Социальные вопросы никогда не привлекали к себе особенного внимания Батюшкова; мало занимался он ими и за границей, но сотаться вполне в стороне от них он не мог по самим обстоятельствам времени. Ожидаемое замирение Европы выдвигало их вперед. Просвещенные русские люди питали надежду, что император Александр по окончании войны, столь счастливо завершенной, займется внутренним благоустройством России и в особенности обеспечением положения крепостного населения. Мы видели из письма А.И. Тургенева, что в его уме этот вопрос возник в самую горячую пору войны 1812 года; улучшение быта крестьян казалось ему делом справедливости после того, как народ обнаружил в борьбе с нашествием врагов беззаветное самоотвержение и самопожертвование.

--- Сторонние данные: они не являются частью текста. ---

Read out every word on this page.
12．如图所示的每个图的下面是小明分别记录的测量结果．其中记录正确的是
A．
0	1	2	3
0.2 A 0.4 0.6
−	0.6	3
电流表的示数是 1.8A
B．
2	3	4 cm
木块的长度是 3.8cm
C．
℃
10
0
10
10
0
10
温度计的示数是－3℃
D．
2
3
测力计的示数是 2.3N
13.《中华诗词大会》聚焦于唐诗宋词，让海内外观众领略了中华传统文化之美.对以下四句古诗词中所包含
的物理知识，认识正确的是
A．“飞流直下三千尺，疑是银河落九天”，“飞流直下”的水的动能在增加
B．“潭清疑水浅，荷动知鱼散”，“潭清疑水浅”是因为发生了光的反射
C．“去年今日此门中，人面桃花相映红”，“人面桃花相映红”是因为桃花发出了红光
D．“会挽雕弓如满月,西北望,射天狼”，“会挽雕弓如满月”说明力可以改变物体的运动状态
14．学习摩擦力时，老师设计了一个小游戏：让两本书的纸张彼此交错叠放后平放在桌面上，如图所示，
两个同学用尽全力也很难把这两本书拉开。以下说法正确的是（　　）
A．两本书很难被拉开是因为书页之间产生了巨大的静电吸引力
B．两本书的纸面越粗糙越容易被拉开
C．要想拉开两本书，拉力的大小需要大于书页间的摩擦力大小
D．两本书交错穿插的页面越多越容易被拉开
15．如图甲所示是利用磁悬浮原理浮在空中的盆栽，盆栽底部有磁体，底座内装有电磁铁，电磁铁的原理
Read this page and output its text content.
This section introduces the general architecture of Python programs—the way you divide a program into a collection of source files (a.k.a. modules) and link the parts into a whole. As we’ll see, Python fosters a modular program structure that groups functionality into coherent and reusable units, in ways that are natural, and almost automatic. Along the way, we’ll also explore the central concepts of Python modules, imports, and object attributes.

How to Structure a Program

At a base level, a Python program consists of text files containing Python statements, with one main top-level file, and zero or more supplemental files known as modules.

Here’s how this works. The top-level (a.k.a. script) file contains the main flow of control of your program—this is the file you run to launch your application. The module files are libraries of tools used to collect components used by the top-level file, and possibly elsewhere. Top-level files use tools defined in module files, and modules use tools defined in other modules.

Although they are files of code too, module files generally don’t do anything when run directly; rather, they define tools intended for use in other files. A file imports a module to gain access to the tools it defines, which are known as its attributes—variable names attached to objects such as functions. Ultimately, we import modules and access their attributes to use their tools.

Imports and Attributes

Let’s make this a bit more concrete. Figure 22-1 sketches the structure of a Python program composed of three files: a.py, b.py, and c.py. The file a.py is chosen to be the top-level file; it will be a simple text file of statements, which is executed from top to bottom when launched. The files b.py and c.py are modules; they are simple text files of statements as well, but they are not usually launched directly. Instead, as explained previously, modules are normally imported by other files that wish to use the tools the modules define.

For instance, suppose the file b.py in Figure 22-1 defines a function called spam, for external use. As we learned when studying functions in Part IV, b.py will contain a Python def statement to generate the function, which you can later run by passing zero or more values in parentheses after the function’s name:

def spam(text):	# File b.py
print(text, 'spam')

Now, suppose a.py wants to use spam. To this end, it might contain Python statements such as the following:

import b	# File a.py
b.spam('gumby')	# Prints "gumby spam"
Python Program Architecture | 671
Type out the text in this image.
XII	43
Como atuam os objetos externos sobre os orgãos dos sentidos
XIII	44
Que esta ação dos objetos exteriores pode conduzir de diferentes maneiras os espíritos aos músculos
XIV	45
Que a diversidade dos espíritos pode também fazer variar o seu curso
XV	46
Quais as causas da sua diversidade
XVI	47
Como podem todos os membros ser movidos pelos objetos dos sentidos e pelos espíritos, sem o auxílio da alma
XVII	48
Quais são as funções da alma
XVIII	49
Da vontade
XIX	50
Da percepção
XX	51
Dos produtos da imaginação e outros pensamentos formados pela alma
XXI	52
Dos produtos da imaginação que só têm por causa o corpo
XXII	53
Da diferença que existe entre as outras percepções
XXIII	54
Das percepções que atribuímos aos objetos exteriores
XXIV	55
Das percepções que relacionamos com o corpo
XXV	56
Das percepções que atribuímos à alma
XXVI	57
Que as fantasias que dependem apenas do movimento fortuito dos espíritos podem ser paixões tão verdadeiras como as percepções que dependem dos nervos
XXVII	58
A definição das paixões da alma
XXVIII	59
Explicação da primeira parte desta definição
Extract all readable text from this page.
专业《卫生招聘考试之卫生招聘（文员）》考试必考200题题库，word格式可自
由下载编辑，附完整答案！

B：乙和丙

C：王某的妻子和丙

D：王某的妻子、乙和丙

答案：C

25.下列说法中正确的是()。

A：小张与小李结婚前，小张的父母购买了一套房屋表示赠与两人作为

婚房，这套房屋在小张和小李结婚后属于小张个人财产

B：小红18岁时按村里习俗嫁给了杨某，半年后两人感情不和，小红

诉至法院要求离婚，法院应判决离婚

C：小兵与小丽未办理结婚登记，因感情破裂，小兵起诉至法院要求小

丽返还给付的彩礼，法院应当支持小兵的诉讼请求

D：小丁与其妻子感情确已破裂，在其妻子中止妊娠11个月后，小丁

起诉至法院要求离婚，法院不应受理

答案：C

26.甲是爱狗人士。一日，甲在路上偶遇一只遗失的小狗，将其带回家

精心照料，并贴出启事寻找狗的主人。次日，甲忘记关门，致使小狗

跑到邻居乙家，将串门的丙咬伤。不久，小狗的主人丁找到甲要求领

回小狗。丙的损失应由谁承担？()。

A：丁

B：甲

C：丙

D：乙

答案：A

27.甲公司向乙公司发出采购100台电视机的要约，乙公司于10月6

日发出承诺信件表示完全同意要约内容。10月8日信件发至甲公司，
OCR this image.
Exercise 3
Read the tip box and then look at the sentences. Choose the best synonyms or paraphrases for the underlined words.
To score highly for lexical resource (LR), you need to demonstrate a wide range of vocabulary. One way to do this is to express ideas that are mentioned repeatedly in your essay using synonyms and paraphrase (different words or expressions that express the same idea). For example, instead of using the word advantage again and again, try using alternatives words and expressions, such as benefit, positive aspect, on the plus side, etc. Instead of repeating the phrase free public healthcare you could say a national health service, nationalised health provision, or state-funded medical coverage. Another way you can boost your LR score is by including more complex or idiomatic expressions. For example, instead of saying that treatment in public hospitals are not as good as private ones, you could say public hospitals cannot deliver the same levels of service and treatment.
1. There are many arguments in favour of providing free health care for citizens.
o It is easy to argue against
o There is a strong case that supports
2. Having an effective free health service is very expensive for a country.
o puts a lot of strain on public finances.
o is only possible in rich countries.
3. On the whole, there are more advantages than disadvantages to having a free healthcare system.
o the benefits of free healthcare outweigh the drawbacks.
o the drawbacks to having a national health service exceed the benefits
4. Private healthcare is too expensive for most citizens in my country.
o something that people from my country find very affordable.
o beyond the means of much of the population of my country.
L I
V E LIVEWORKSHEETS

Еще глубже занимала та же мысль другого Тургенева, дельного и умного Николая Ивановича. После Франкфурта Батюшков встретился с ним опять во Фрейбурге, когда там находилась главная квартира, и снова провел с ним "несколько приятных дней"*. В Париже они также были в одно время и, нет сомнения, не раз толковали о русских делах, об общественных потребностях отечества. Весьма вероятно, что под впечатлением бесед с этим горячим поборником идеи об освобождении крестьян Батюшков написал тогда "прекрасное четверостишие, в котором, обращаясь к императору Александру, говорил, что после окончания славной войны, освободившей Европу, призван он Провидением довершить славу свою и обессмертить свое царствование освобождением Русского народа". Так свидетельствует князь П.А. Вяземский**. К сожалению, стихи эти не сохранились.

______________________

* Соч., т. III, с. 247.
** Полн. собр. соч. кн. Вяземского, т. VII, с. 418.

______________________

После двухмесячного пребывания в столице Франции, утомленный обилием самых разнообразных впечатлений и к довершению всего перенесший в Париже новый приступ болезни, Батюшков почувствовал горячее желание возвратиться на родину; он уже лелеял мысль опять соединиться с друзьями, чтобы в мирной беседе поделиться с ними тем, что пережил и испытал в течение десяти месяцев своего отсутствия. Однако для возвращения он не избрал кратчайшего пути через Германию, а решился отправиться морем, посетив перед тем Лондон. Раньше Константина Николаевича туда же отправился Северин, также бывший в Париже. Пребывание Батюшкова в Англии было непродолжительно: он ограничился кратким осмотром Лондона и его окрестностей, из которых особенно понравился ему Ричмонд, со своим великолепным парком, и затем из Гарича отплыл к берегам Швеции. Пред отходом судна он посетил гаричскую церковь и вынес "глубокое и сладостное впечатление" от простоты служения, набожности и сосредоточенного умиления молящихся. "Никогда, - писал он после, - религия и священные обряды ее не казались мне столь пленительными"*. Для человека, воспитанного в свободомыслии, это чувство было новым и оно глубоко запало в его душу. Как многие люди его поколения, свидетели великого политического переворота, счастливый исход которого они приписывали прямому участию Провидения, Батюшков испытал сильное возбуждение давно заснувшего в нем религиозного чувства, и описанный случай едва ли не был первым проявлением такого настроения. Самое плавание до Готенбурга совершилось вполне благополучно; но светлое настроение Константина Николаевича, не покидавшее его ни в походе, ни в бытность в Париже, уже исчезло, и, оставшись один сам с собою, в унылой обстановке морского плавания, он отдался воспоминаниям о понесенных им утратах: в эти-то минуты грустного раздумья его посетило вдохновение, внушившее ему исполненные глубокого, сосредоточенного чувства стихи в память друга юных лет, Петина**.

______________________

* Соч., т. III, с. 277.
** Известную элегию "Тень друга".

______________________

Оплакивая его, поэт вместе с тем оплакивал и свою молодость, которой приходил конец.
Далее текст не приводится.